Dal giorno della nascita dei videogiochi a pochi anni fa, gli sviluppatori hanno sempre considerato i giovani di sesso maschile come il loro principale target di massa.
Questo perché, nonostante le gamer donne siano sempre esistite, la loro percentuale in passato era decisamente inferiore alla controparte maschile.
Negli ultimi anni invece, le cose sono molto cambiate, e le statistiche di siti come ESA (Entertainment Software Association) asseriscono che la percentuale di giocatrici donne è salita quasi al 50%: la metà esatta.
Tale incremento fa però da contraltare a quello inerente al sessismo nel mondo videoludico. Spesso infatti sentiamo parlare di come certi titoli siano “da donne” e “da uomini” e come le giocatrici siano derise, sminuite o addirittura molestate e minacciate.
Gli stereotipi dei gamer
Lo stesso termine “gamer”, pur essendo teoricamente neutro, indica generalmente un giocatore di sesso maschile.
La controparte femminile viene da molti indicata come gamer-girl, termine piuttosto dispregiativo, che indica una visione stereotipata della donna sexy in posa, con un controller che non sa neanche usare. Immagine sfruttata anche da molte “influencer” che, considerandola come un’ottima operazione di marketing, hanno però contribuito a legittimarla.
La terminologia è stata infatti ampiamente adoperata proprio dalle ragazze, spesso con l’intenzione di sfruttare un presunto vantaggio sessuale per fare “visualizzazioni facili” su piattaforme come Twitch.
In effetti, da entrambe le parti, anche se estremamente sgradevoli, atteggiamenti simili non ci stupiscono affatto.
Per quanto riguarda l’identificazione di giochi “non adatti a donne” lo stereotipo nasce dal fatto che nonostante la metà dei giocatori siano di sesso femminile, ci sono categorie videoludiche in cui la percentuale scende di parecchio.
Negli Fps ad esempio, troviamo solo un 7% di pubblico femminile, che viene spesso anche preso di mira da altri giocatori-uomini. Sparatutto, Picchiaduro, Sport e tutti quei generi che puntano molto sulla componente online, sono proprio quelli in cui (a fine partita) l’antagonismo tra giocatori abbonda.
La competitività in giochi del genere è molto elevata e come sempre in questi casi, gli insulti si sprecano. Insulti, non solo di natura sessista, ma anche razzista, omofoba… Pletore di mamme, nonne e sorelle inconsapevoli sono state immolate nel nome della sfida. Talvolta si arriva anche ad augurare la morte.

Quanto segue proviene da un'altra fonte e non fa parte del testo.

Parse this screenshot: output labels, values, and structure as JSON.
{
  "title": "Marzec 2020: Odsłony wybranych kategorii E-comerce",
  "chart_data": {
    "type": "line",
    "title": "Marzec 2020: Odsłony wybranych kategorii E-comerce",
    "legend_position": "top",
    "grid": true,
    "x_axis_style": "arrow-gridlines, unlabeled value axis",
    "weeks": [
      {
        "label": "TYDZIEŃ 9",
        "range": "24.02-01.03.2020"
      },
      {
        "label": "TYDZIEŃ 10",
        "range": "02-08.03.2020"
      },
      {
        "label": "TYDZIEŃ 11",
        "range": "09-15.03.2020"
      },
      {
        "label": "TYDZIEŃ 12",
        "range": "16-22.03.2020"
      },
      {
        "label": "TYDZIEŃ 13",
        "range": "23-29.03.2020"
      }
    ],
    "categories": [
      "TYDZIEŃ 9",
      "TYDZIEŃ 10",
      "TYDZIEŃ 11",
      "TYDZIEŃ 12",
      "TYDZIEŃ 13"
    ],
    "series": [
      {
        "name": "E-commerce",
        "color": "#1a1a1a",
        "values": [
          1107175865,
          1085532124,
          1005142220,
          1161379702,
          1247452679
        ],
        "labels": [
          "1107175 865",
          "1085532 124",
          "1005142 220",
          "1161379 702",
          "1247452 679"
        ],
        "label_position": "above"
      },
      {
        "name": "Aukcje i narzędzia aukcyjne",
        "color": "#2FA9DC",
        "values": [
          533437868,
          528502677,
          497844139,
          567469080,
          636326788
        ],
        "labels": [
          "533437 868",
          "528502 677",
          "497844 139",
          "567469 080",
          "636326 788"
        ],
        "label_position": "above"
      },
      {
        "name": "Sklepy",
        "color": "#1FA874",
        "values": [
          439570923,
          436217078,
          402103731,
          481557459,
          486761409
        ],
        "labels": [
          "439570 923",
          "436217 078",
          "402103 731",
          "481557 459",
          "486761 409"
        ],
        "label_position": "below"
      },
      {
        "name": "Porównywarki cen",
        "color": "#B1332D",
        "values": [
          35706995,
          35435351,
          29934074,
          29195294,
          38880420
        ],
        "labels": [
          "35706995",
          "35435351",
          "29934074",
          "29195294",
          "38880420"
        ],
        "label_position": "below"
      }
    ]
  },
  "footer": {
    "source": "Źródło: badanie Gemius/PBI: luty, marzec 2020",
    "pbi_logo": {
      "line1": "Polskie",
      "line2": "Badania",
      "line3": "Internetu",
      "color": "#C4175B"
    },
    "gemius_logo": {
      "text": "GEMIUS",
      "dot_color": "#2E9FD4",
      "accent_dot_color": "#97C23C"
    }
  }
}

A questo punto, se per caso un troglodita viene sconfitto online e scopre che l’avversario è addirittura una “FEMMINA!!1!1” lo scambio di insulti sessisti è garantito.
Sessismo nel gaming e non
Torna in cucina, fammi un panino, vai a stirare che è meglio… Questi sono solo alcuni dei classici insulti sessisti che si possono trovare in una chat di videogiochi, e sono forse anche i più eleganti. In molti casi si arriva infatti anche ad insulti molto più pesanti, legati generalmente alla sfera sessuale.
Difficile capire dove finisca la battuta e inizi il comportamento scorretto. Comportamenti simili non intaccano la sensibilità di chiunque, ma certamente indicano concezioni stereotipate ancora presenti nella nostra cultura.
Insulti simili non sono però connotati per un contesto videoludico, sono semplicemente dei metodi semplici e immediati per prendere in giro una donna in qualsiasi situazione.
Il maschilismo dei gamer rispecchia quello del mondo reale: contesti che per decenni sono stati dominati da uomini, cambiano a causa di una nuova presenza femminile, e alcuni conservatori non riescono ad accettarlo.
Per risolvere la questione non basta certo rispondere alla volgarità con la stessa moneta. Il sessismo in molti casi non indica cattiveria quanto ignoranza, e come per ogni tipo di ignoranza, la migliore medicina è sempre l’educazione.
La promozione di un’immagine positiva delle gamer che vada oltre la posa sexy, potrebbe far ricordare a molti che per vincere ai videogiochi non serve avere un determinato aspetto fisico, quanto abilità, intelligenza e passione.